The EU has a small and fractured manufacturing capacity across this chain. It can produce 23.2 gigawatts of polysilicon per year, but it has only 1.7 GW capacity to make ingots and wafers, 0.8 GW capacity to make solar cells and 8.1 GW capacity for modules, according to SolarPower Europe.

This means it must export almost all the polysilicon it produces to China, the manufacturing powerhouse, which then processes the polysilicon and provides the EU with 75% to 80% of the modules it needs.

Overall, China’s share in all the key manufacturing stages of solar panels exceeds 80% and is set to rise to more than 95% in the coming years for key elements such as polysilicon. That’s based on current manufacturing capacity under construction, according to a July 7 report from the International Energy Agency. (See our bonus Data Dive below for more.)

This additional polysilicon production capacity, set to come online in 2023, is expected to ease the current upswing in prices.

That’s good for combatting climate change, but it underscores the world’s dependence on China for clean energy materials. Experts worry such dependence is becoming a greater risk as use of clean energy grows—like Europe’s dependence on Russian gas today.

For its part, the United States has fought to stem this tide by placing tariffs on Chinese-made solar materials, but that hasn’t prompted a large domestic manufacturing base.

Setting up a new supply chain is always costly early on, which will make it challenging for the EU to compete with China in module prices, said Theodorou. “But they need to do it.”

Innovation to improve the efficiency of solar cells could help Europe lessen its supply chain challenges, said Christophe Lits, market analyst at SolarPower Europe.

The EU added more than 18 GW of new solar capacity in 2020, but it will need to add about 45 GW per year throughout this decade to meet its ambitious solar power goals. Solar is the fastest growing renewable energy source globally.

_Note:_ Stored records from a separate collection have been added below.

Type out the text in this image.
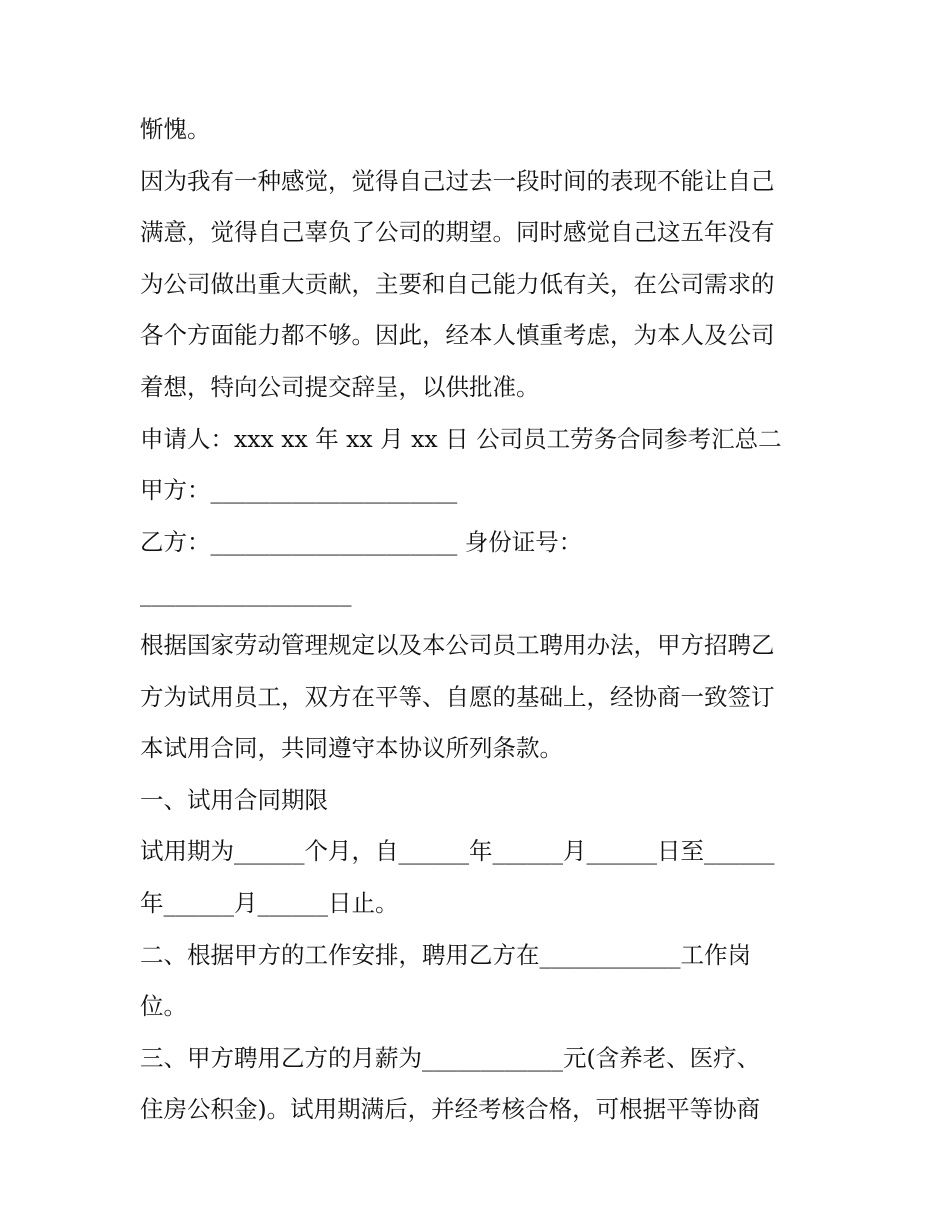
惭愧。
因为我有一种感觉，觉得自己过去一段时间的表现不能让自己
满意，觉得自己辜负了公司的期望。同时感觉自己这五年没有
为公司做出重大贡献，主要和自己能力低有关，在公司需求的
各个方面能力都不够。因此，经本人慎重考虑，为本人及公司
着想，特向公司提交辞呈，以供批准。
申请人：xxx xx 年 xx 月 xx 日 公司员工劳务合同参考汇总二
甲方：_____________________
乙方：_____________________ 身份证号：
__________________
根据国家劳动管理规定以及本公司员工聘用办法，甲方招聘乙
方为试用员工，双方在平等、自愿的基础上，经协商一致签订
本试用合同，共同遵守本协议所列条款。
一、试用合同期限
试用期为______个月，自______年______月______日至______
年______月______日止。
二、根据甲方的工作安排，聘用乙方在____________工作岗
位。
三、甲方聘用乙方的月薪为____________元(含养老、医疗、
住房公积金)。试用期满后，并经考核合格，可根据平等协商
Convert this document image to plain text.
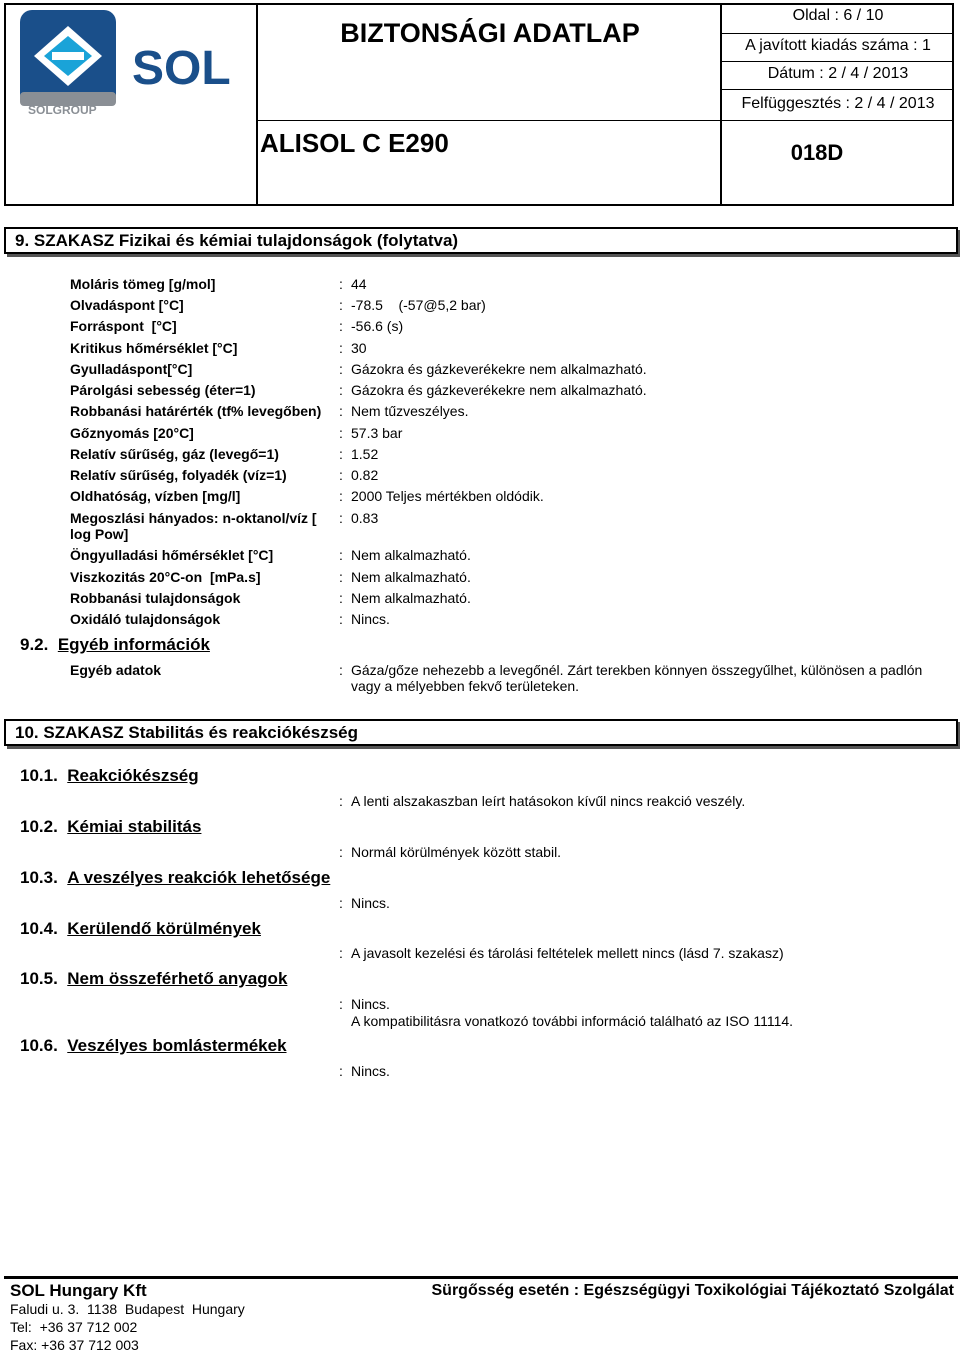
SOL
SOLGROUP
BIZTONSÁGI ADATLAP
ALISOL C E290
Oldal : 6 / 10
A javított kiadás száma : 1
Dátum : 2 / 4 / 2013
Felfüggesztés : 2 / 4 / 2013
018D
9. SZAKASZ Fizikai és kémiai tulajdonságok (folytatva)
Moláris tömeg [g/mol]	: 44
Olvadáspont [°C]	: -78.5    (-57@5,2 bar)
Forráspont  [°C]	: -56.6 (s)
Kritikus hőmérséklet [°C]	: 30
Gyulladáspont[°C]	: Gázokra és gázkeverékekre nem alkalmazható.
Párolgási sebesség (éter=1)	: Gázokra és gázkeverékekre nem alkalmazható.
Robbanási határérték (tf% levegőben)	: Nem tűzveszélyes.
Gőznyomás [20°C]	: 57.3 bar
Relatív sűrűség, gáz (levegő=1)	: 1.52
Relatív sűrűség, folyadék (víz=1)	: 0.82
Oldhatóság, vízben [mg/l]	: 2000 Teljes mértékben oldódik.
Megoszlási hányados: n-oktanol/víz [ log Pow]
: 0.83
Öngyulladási hőmérséklet [°C]	: Nem alkalmazható.
Viszkozitás 20°C-on  [mPa.s]	: Nem alkalmazható.
Robbanási tulajdonságok	: Nem alkalmazható.
Oxidáló tulajdonságok	: Nincs.
9.2. Egyéb információk
Egyéb adatok	: Gáza/gőze nehezebb a levegőnél. Zárt terekben könnyen összegyűlhet, különösen a padlón vagy a mélyebben fekvő területeken.
10. SZAKASZ Stabilitás és reakciókészség
10.1. Reakciókészség
: A lenti alszakaszban leírt hatásokon kívűl nincs reakció veszély.
10.2. Kémiai stabilitás
: Normál körülmények között stabil.
10.3. A veszélyes reakciók lehetősége
: Nincs.
10.4. Kerülendő körülmények
: A javasolt kezelési és tárolási feltételek mellett nincs (lásd 7. szakasz)
10.5. Nem összeférhető anyagok
: Nincs.
A kompatibilitásra vonatkozó további információ található az ISO 11114.
10.6. Veszélyes bomlástermékek
: Nincs.
SOL Hungary Kft
Faludi u. 3.  1138  Budapest  Hungary
Tel:  +36 37 712 002
Fax: +36 37 712 003
Sürgősség esetén : Egészségügyi Toxikológiai Tájékoztató Szolgálat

To create a domestic supply chain that could meet that demand, the EU would have to produce three times more polysilicon, 20 times more wafers, 42 times more cells and six times more modules, according to the Wood Mackenzie analysis.

The EU solar manufacturing industry, backed by the Commission, wants to scale up its capacity to 20 GW at each step of the value chain by 2025, an initiative estimated to require more than €8 billion in investments.